Cette sortie dégueulasse s’inscrit dans une série de propos du même genre.

  • Le 8 septembre 2017, devant la contestation de la nouvelle loi travail, il affirmait « Je ne céderai rien, ni aux fainéants, ni aux cyniques, ni aux extrêmes » ;
  • En juin 2017, il avait déclaré qu’« Une gare, c’est un lieu où l’on croise les gens qui réussissent et les gens qui ne sont rien » ;
  • En mai 2016, il avait expliqué à un gréviste en T-shirt que « Le meilleur moyen de se payer un costard, c’est de travailler » ;
  • En février 2015, il avait encore déclaré « Si j’étais chômeur, je n’attendrais pas tout de l’autre ».

Pour Macron, le mépris de classe est une seconde nature. Ici, ceux à qui il conseillait de foutre autre chose que le bordel étaient les grévistes de l’entreprise GM&S, un sous-traitant automobile situé à La Souterraine, en Corrèze, et actuellement en cours de redressement.

« La solution que propose le gouvernement c’est la violence »

Ces salariés se battent depuis des mois pour éviter un large plan social mais, après validation par l’État et les clients, 157 d’entre eux vont être licenciés par le repreneur. Mercredi 4 octobre, les grévistes de GM&S s’étaient déplacés à Egletons pour interpeller le président. Tout le contraire « d’attendre tout de l’autre » pour ces futurs chômeurs ! Et si c’était le bordel, c’est surtout parce qu’ils ne se sont pas seulement heurtés aux insultes présidentielles mais aussi à un mur de CRS qui les a copieusement gazés. L’un d’entre résumait au micro d’une chaîne de télévision : « Il refuse de nous recevoir alors que ce qu’on veut ce sont des solutions pour sortir de cette situation par le haut. La solution que propose le gouvernement c’est les CRS, c’est la violence. Mais on ne va pas se laisser faire, on ne va pas lâcher l’affaire ».

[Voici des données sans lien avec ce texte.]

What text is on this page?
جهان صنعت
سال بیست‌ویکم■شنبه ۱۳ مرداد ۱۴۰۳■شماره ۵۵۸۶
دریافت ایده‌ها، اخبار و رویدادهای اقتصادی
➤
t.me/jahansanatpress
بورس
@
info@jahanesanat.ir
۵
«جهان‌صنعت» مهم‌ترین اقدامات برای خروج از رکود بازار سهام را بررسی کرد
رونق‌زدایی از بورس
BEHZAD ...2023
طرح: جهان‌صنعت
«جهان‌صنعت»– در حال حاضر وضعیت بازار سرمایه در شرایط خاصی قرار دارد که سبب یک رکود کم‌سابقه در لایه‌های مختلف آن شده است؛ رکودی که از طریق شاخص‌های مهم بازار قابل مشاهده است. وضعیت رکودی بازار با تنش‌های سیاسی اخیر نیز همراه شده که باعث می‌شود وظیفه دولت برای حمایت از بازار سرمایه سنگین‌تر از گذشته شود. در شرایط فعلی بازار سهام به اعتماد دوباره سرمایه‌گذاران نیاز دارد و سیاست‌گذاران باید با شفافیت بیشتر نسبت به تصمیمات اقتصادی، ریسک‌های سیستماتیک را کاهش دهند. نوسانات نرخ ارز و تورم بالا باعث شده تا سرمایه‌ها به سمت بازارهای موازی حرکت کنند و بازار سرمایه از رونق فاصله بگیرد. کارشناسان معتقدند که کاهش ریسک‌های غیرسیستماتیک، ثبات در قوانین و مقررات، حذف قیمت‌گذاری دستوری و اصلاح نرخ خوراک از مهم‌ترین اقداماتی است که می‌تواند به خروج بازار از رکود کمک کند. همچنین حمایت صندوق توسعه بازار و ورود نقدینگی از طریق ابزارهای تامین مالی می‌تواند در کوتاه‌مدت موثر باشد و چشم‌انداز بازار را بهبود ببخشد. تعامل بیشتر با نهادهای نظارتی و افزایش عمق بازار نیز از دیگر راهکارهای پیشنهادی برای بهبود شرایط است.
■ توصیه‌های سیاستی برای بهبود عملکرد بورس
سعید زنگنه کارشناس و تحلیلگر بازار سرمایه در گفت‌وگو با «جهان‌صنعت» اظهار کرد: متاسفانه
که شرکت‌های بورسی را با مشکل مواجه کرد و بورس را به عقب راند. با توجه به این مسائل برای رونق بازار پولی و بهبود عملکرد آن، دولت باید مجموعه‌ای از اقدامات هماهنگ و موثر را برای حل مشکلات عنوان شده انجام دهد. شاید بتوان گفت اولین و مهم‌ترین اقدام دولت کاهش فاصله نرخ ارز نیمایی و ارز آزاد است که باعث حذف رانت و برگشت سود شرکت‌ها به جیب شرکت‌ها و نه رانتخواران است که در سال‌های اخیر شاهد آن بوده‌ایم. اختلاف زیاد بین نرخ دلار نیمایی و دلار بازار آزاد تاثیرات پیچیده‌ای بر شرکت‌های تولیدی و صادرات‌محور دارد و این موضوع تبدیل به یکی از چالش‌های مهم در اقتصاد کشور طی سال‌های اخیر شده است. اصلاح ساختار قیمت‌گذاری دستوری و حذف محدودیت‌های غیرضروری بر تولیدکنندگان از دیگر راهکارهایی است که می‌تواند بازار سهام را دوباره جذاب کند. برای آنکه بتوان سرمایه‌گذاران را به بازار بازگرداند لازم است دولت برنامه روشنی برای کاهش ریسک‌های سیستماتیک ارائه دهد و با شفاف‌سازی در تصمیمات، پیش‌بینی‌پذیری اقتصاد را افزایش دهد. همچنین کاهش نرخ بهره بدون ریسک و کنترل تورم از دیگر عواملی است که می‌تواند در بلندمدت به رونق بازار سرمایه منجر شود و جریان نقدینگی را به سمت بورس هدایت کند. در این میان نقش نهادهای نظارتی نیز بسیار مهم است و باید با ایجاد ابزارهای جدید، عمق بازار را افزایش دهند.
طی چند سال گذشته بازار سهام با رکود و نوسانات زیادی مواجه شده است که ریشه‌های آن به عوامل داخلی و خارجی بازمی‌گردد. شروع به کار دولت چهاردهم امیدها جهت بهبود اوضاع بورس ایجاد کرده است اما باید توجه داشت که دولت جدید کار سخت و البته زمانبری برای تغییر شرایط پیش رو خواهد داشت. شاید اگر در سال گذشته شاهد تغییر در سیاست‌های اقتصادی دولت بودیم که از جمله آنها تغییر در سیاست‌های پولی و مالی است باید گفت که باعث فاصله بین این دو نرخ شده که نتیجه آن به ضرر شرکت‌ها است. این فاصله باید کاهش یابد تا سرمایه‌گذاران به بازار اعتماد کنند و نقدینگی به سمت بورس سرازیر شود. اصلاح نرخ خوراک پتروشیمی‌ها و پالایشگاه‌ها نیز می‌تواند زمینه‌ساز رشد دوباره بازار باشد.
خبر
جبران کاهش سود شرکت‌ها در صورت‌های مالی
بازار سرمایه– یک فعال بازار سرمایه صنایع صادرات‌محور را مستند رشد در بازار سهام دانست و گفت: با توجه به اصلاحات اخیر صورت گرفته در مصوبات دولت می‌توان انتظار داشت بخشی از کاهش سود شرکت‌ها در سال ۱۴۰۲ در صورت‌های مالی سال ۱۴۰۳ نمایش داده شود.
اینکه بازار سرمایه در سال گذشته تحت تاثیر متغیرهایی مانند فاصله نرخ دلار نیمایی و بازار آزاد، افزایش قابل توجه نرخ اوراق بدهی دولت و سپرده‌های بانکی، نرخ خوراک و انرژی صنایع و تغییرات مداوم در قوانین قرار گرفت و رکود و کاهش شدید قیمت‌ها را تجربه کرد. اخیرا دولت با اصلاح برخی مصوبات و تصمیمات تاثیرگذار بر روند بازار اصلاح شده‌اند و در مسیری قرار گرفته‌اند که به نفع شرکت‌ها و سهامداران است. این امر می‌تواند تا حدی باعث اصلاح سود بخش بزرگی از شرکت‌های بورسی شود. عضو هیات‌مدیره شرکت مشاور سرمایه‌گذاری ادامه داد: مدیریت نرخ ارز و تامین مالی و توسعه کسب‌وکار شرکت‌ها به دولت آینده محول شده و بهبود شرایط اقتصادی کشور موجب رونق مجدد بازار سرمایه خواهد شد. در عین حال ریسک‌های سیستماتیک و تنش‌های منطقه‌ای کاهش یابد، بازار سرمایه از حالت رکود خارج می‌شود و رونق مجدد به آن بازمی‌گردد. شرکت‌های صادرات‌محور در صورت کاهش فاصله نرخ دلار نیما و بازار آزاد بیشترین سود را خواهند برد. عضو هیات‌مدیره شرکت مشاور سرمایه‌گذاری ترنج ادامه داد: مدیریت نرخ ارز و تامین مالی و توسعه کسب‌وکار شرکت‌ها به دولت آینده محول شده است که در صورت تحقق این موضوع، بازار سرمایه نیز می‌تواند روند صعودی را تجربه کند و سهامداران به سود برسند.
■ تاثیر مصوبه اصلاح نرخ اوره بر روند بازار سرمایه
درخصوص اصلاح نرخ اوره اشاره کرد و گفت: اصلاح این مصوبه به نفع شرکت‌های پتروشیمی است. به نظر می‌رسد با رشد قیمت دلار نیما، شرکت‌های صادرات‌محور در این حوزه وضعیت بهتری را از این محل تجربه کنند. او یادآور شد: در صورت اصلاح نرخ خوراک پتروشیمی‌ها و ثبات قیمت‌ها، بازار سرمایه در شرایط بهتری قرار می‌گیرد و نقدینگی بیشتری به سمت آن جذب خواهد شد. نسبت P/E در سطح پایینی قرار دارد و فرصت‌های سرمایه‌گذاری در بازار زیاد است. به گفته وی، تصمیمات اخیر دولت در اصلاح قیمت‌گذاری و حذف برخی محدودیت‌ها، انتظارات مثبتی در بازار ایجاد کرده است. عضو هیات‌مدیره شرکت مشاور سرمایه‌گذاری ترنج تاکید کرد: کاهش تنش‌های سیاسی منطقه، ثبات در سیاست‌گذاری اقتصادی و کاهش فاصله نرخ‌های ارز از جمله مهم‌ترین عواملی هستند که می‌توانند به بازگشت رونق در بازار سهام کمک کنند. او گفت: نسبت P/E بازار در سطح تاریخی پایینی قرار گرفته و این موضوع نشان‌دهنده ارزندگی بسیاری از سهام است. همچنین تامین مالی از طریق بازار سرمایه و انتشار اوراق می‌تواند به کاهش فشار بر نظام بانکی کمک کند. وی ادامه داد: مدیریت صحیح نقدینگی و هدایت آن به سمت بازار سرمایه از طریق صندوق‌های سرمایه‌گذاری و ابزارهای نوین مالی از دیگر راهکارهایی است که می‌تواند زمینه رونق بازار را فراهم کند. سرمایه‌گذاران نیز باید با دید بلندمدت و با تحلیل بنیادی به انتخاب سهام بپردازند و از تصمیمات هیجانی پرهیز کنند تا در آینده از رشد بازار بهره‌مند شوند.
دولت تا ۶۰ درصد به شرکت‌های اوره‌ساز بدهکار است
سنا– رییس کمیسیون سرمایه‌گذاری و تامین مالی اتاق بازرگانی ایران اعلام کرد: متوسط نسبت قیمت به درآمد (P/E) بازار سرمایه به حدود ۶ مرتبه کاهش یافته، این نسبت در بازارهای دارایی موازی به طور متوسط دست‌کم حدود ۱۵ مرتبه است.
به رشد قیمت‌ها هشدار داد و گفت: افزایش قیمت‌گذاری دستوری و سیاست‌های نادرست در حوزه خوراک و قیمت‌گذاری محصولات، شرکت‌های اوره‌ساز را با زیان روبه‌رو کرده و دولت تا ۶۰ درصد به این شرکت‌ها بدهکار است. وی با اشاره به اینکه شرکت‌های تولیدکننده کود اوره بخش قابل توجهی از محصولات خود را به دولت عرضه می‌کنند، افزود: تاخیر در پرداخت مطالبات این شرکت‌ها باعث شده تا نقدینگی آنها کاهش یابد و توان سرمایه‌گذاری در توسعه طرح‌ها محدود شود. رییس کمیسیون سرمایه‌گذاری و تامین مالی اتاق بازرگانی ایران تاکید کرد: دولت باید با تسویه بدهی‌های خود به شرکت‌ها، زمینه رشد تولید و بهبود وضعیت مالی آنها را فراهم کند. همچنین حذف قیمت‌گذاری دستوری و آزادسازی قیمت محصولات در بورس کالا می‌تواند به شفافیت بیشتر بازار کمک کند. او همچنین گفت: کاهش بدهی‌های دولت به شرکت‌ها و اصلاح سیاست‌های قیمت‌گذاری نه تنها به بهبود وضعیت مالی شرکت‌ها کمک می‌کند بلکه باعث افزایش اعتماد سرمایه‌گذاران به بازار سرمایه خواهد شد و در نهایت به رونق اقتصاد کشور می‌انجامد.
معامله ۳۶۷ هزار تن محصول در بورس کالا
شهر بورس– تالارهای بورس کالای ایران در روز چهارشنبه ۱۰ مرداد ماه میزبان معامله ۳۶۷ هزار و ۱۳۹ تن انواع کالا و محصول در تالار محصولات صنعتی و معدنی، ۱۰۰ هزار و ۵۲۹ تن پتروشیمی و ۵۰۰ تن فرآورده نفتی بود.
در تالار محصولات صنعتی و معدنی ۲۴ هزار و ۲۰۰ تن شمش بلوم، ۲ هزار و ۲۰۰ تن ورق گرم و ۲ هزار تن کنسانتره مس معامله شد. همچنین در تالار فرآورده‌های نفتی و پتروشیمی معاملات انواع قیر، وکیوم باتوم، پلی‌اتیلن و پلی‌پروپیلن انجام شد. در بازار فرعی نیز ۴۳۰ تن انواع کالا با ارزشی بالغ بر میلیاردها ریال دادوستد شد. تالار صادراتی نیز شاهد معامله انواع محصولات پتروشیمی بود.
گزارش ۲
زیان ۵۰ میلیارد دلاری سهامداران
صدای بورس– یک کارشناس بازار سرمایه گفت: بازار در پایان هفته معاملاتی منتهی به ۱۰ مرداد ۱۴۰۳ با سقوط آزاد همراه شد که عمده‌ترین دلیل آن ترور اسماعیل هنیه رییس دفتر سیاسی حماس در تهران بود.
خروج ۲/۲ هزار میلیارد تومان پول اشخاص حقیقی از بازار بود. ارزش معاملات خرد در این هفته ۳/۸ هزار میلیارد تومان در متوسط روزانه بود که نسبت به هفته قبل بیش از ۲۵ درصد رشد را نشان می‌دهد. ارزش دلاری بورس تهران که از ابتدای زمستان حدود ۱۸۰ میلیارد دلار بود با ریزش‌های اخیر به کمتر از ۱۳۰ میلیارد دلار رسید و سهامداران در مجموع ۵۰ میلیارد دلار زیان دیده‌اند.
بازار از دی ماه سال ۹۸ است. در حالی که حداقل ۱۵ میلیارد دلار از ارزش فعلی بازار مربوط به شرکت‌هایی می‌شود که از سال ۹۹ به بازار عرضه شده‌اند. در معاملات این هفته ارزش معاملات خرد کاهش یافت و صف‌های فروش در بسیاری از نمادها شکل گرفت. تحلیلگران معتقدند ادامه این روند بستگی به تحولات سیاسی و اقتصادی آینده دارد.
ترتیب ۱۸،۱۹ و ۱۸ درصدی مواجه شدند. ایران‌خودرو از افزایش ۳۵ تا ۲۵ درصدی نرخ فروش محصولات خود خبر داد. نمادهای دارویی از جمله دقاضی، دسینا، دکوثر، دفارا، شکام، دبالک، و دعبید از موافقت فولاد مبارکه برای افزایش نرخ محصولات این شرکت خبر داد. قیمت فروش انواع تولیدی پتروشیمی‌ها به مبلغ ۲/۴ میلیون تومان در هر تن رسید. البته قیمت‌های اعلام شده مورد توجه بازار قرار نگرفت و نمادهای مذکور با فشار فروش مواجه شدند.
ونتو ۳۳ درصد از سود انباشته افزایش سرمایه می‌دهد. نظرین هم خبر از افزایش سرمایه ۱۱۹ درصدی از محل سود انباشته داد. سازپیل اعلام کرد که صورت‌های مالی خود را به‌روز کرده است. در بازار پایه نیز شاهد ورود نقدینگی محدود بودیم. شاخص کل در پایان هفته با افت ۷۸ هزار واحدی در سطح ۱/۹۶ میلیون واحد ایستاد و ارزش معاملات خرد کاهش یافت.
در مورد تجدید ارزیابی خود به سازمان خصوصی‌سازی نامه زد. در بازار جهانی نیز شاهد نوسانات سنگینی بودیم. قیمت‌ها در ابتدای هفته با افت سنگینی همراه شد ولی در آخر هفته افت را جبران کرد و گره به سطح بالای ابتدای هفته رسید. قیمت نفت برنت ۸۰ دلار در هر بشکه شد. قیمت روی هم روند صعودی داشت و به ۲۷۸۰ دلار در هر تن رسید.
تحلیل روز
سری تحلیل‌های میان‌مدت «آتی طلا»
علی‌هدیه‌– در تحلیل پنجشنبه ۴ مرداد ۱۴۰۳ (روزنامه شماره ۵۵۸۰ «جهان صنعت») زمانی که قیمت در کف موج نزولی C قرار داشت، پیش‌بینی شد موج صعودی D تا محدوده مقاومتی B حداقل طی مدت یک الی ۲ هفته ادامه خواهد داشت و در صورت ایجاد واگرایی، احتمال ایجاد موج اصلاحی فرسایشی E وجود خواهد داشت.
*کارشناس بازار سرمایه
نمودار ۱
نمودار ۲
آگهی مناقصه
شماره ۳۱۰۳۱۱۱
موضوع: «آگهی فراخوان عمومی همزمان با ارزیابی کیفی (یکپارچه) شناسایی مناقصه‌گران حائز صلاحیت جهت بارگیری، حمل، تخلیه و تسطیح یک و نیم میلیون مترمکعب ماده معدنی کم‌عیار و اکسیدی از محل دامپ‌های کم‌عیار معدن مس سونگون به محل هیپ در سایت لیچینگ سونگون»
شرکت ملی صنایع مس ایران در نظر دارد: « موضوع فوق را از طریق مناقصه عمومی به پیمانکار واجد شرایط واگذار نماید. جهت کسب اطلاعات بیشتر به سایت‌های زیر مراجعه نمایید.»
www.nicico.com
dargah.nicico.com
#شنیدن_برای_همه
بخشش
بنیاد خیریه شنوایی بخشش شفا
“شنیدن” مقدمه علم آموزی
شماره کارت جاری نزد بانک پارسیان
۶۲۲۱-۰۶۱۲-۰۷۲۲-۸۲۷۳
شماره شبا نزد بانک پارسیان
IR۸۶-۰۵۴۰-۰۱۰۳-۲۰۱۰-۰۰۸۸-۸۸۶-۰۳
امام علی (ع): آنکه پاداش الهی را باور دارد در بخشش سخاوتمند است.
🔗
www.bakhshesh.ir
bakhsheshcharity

Le commentaire de Macron était une réponse au président de la région Nouvelle Aquitaine qui évoquait en aparté les difficultés de recrutement d’une entreprise de fonderie d’Ussel en Corrèze. La phrase complète est ainsi « certains, au lieu de foutre le bordel, feraient mieux d’aller regarder s’ils ne peuvent pas avoir des postes là-bas, parce qu’il y en a qui ont les qualifications pour le faire ». Il précise plus tard qu’Ussel n’est pas loin de chez eux, c’est dire s’ils sont fainéants et ne font pas d’efforts. C’est vrai que vu de Paris, la Corrèze et la Creuse c’est la même chose, en gros des coins paumés peuplés de bouseux et d’ouvriers. Et La Souterraine ou Ussel, finalement, même combat…

« Il ne connaît vraiment rien à la vie »

L’ennui c’est qu’en réalité, selon leur adresse, Ussel c’est entre 140 et 200 kilomètres des domiciles des ex-salariés de GM&S. Dire que ce n’est « pas loin de chez eux » relève donc d’une conception assez large de l’idée de ce qu’est une faible distance.

Pas la peine de préciser que les transports en commun ne sont pas légions dans la région. À ce sujet, c’est Gérard Collomb qui s’est chargé de surenchérir en matière de mépris de classe, justifiant d’une façon stupéfiante d’absurdité les propos présidentiels. Dimanche 8 octobre sur le plateau de BFMTV, il ânonnait ainsi que « c’est pas le problème de 180 kilomètres. (…) Si vous êtes relié par une autoroute ou une voie ferrée qui peut y aller... Je viens de Lyon, j’ai pas de problème pour venir chez vous [à Paris, ndlr]. » Comparer son train de vie ministre entre les deux plus grosses métropoles françaises à celui des ouvriers de GM&S dans un bassin d’emploi sinistré, il fallait quand même oser.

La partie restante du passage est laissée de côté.